За выступы камня, покачивая дымок хвои, ухватисто держались деревья. Их отмершие собратья, обрушившись вниз, как бы подпирали собой стены скал. Под навесами и в неглубоких нишах темнели рисунки: пляшущие человечки, олени, охотники с луками, подобие птиц и рыб.
Рисунки древних всегда потрясали Бродского: при всей своей простоте и детской наивности (а может, именно поэтому?) они несли с собой колоссальный, как ему казалось, заряд информации, эмоции, смысла. Путаясь рогами, дикие олени бегут — целое стадо! За ними человечки бегут, как-то крадучись, на цыпочках, почти приплясывая. Неуловимой черточкой передана радость жизни в этой картине. А вот рогатый человек с несоразмерно большими ногами воздел к небу обе руки — голос тревоги, предчувствие опасности пронизывает незримой дрожью шероховатый камень: люди, будьте бдительны — грядут худшие времена!
— Суруктаах Хайа, — выдохнул Кытаат.
— Писаницы, — перевел Шамарин, — слово «хайа» придает выражению оттенок легкого испуга и удивления. Местные жители боготворят эти скалы.
На самом деле это так и было: Кытаат и Пею смотрели на древние изображения округлившимися глазами, будто все это видели первый раз. Бродский вынул из чехла портативную кинокамеру. Кытаат взял из коробка щепотку спичек, нашарил в кармане несколько медных монет, мятую ириску, и все это положил на камушек под скалой.
— Привычка, ая! — смущенно сказал Кытаат, боясь, очевидно, чтобы его не приняли за темного человека, который верит в шаманов и духов.

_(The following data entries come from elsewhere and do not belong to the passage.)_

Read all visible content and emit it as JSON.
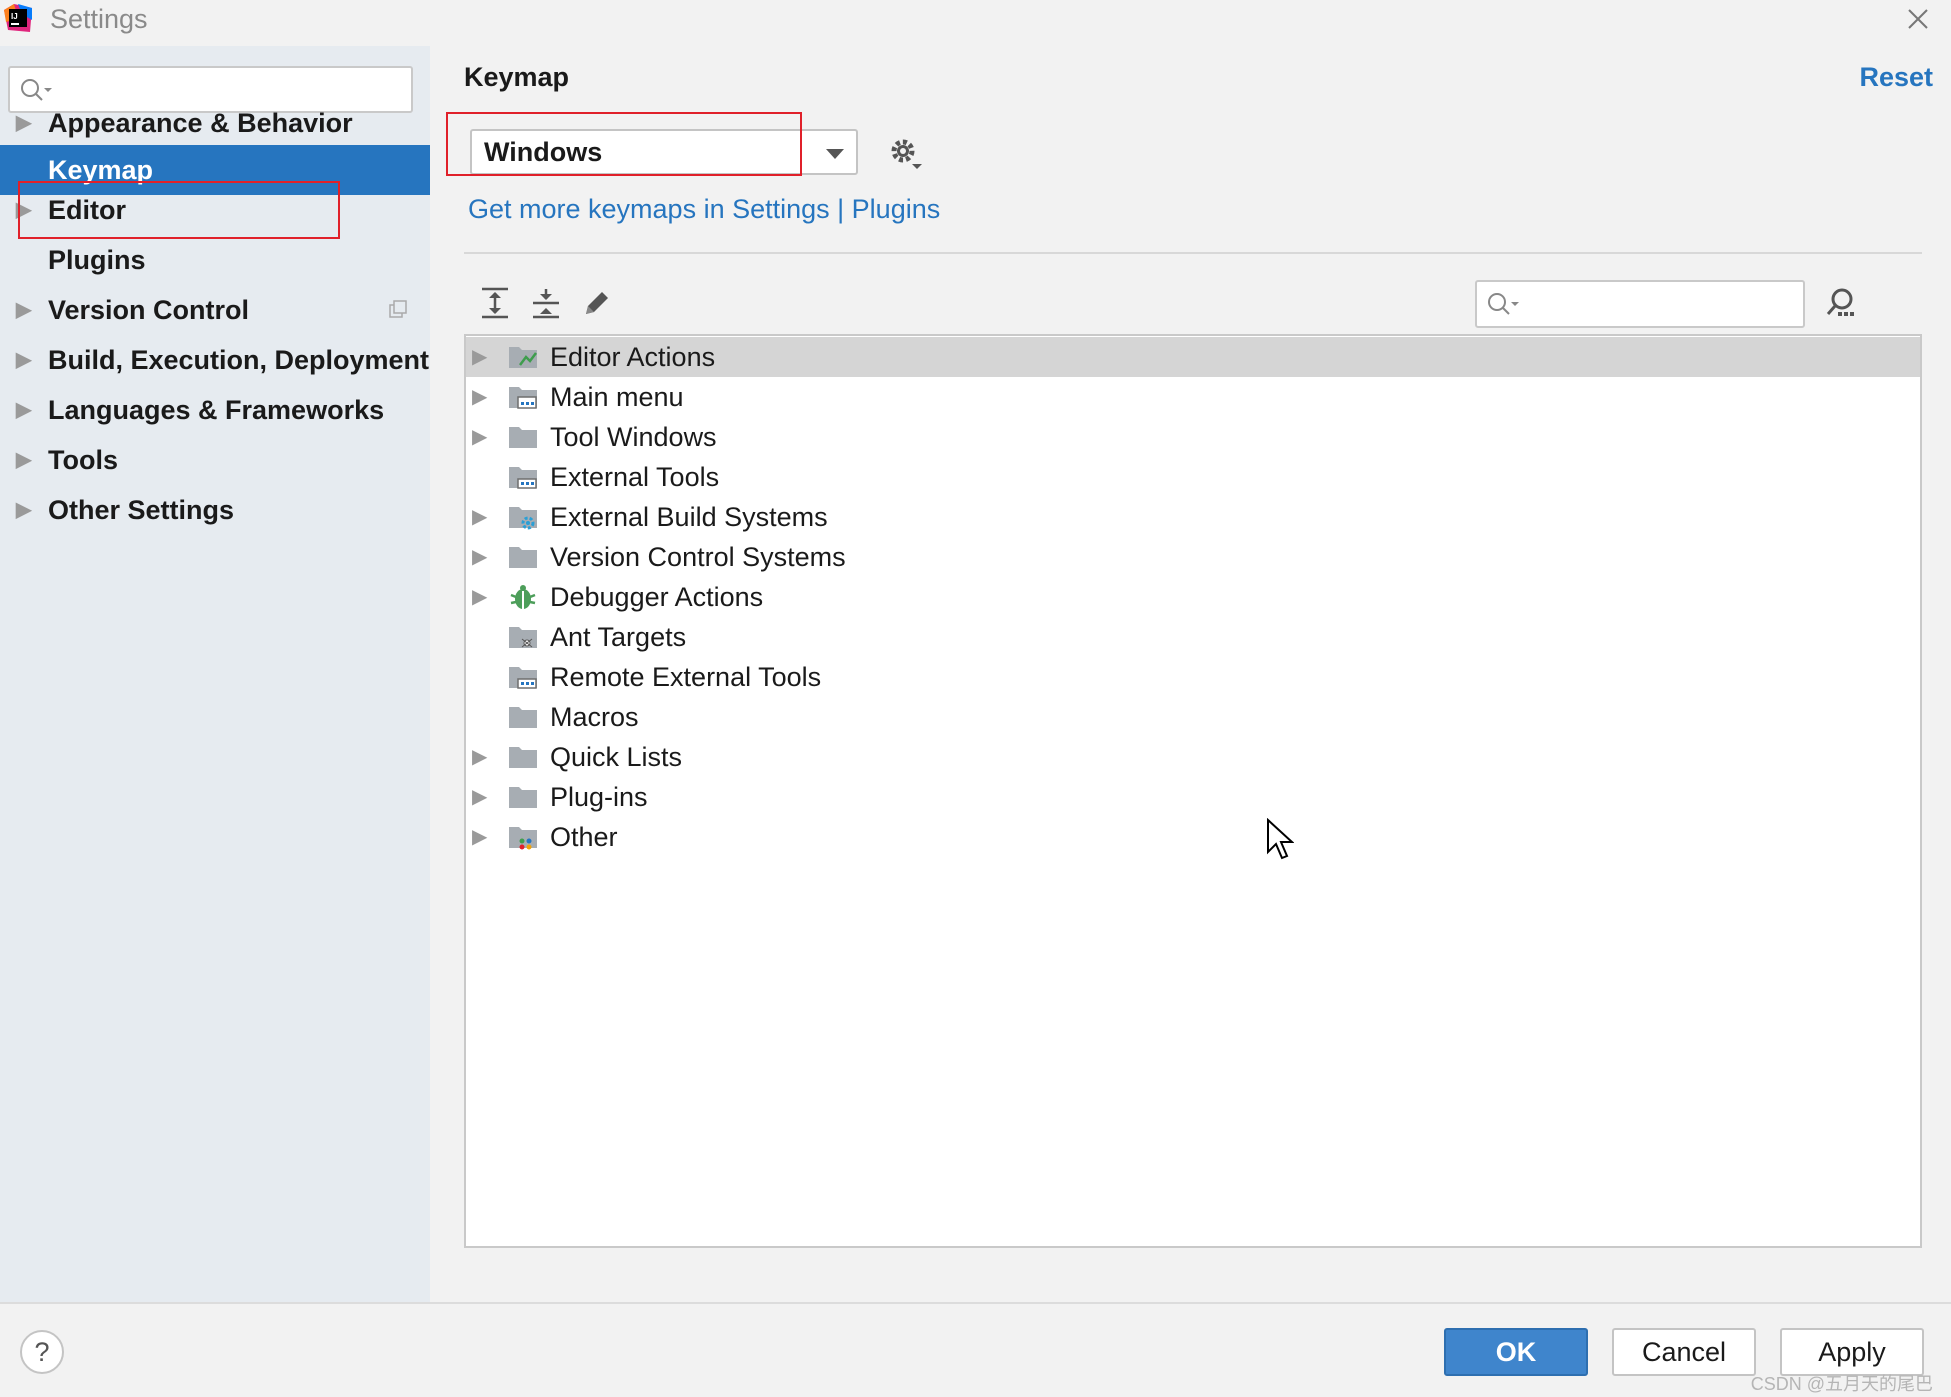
{
  "window": {
    "title": "Settings"
  },
  "sidebar": {
    "search": {
      "value": "",
      "placeholder": ""
    },
    "items": [
      {
        "label": "Appearance & Behavior",
        "expandable": true
      },
      {
        "label": "Keymap",
        "expandable": false,
        "selected": true
      },
      {
        "label": "Editor",
        "expandable": true
      },
      {
        "label": "Plugins",
        "expandable": false
      },
      {
        "label": "Version Control",
        "expandable": true
      },
      {
        "label": "Build, Execution, Deployment",
        "expandable": true
      },
      {
        "label": "Languages & Frameworks",
        "expandable": true
      },
      {
        "label": "Tools",
        "expandable": true
      },
      {
        "label": "Other Settings",
        "expandable": true
      }
    ]
  },
  "main": {
    "title": "Keymap",
    "reset_label": "Reset",
    "keymap_select": {
      "value": "Windows"
    },
    "keymaps_link": "Get more keymaps in Settings | Plugins",
    "filter": {
      "value": "",
      "placeholder": ""
    },
    "tree": [
      {
        "label": "Editor Actions",
        "expandable": true,
        "icon": "editor-actions-folder-icon",
        "highlighted": true
      },
      {
        "label": "Main menu",
        "expandable": true,
        "icon": "main-menu-folder-icon"
      },
      {
        "label": "Tool Windows",
        "expandable": true,
        "icon": "folder-icon"
      },
      {
        "label": "External Tools",
        "expandable": false,
        "icon": "external-tools-folder-icon"
      },
      {
        "label": "External Build Systems",
        "expandable": true,
        "icon": "build-systems-folder-icon"
      },
      {
        "label": "Version Control Systems",
        "expandable": true,
        "icon": "folder-icon"
      },
      {
        "label": "Debugger Actions",
        "expandable": true,
        "icon": "bug-icon"
      },
      {
        "label": "Ant Targets",
        "expandable": false,
        "icon": "ant-folder-icon"
      },
      {
        "label": "Remote External Tools",
        "expandable": false,
        "icon": "external-tools-folder-icon"
      },
      {
        "label": "Macros",
        "expandable": false,
        "icon": "folder-icon"
      },
      {
        "label": "Quick Lists",
        "expandable": true,
        "icon": "folder-icon"
      },
      {
        "label": "Plug-ins",
        "expandable": true,
        "icon": "folder-icon"
      },
      {
        "label": "Other",
        "expandable": true,
        "icon": "other-folder-icon"
      }
    ]
  },
  "footer": {
    "help_label": "?",
    "ok_label": "OK",
    "cancel_label": "Cancel",
    "apply_label": "Apply",
    "watermark": "CSDN @五月天的尾巴"
  },
  "colors": {
    "accent": "#2675bf",
    "sidebar_bg": "#e6ebf0",
    "highlight_box": "#e0202a",
    "ok_button": "#3f85cc"
  }
}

Но Бродский прекрасно понимал его: это была дань уважения к далеким предкам, к их трудной жизни, к их силе и мужеству. Они, те древние люди, были романтики и прекрасные ходоки. Точно такие же рисунки Бродский однажды видел на берегу Белого моря и даже в тундре, на голых камнях Таймыра. Что, казалось бы, делать на Крайнем Севере человеку, в руках которого единственное орудие — некое подобие зубила из куска кремния? Ведь в те времена, надо полагать, и на юге, в жарких краях, земли были гостеприимны и малообитаемы.
Бродский увидел: память давних-предавних предков чтит не один Кытаат. Под камнями лежали позеленевшие гильзы от старинной берданы и более современные патроны от «малопульки», полуистлевшие рубли довоенного выпуска и тяжелые медные монеты царской чеканки.
Ша марин нашел даже несколько кремниевых наконечников стрел и странный граненый камень, похожий на карандаш. Бродский подержал их на ладони. Плотные черные брови его сошлись к переносице, лицо сделалось суровым и четким.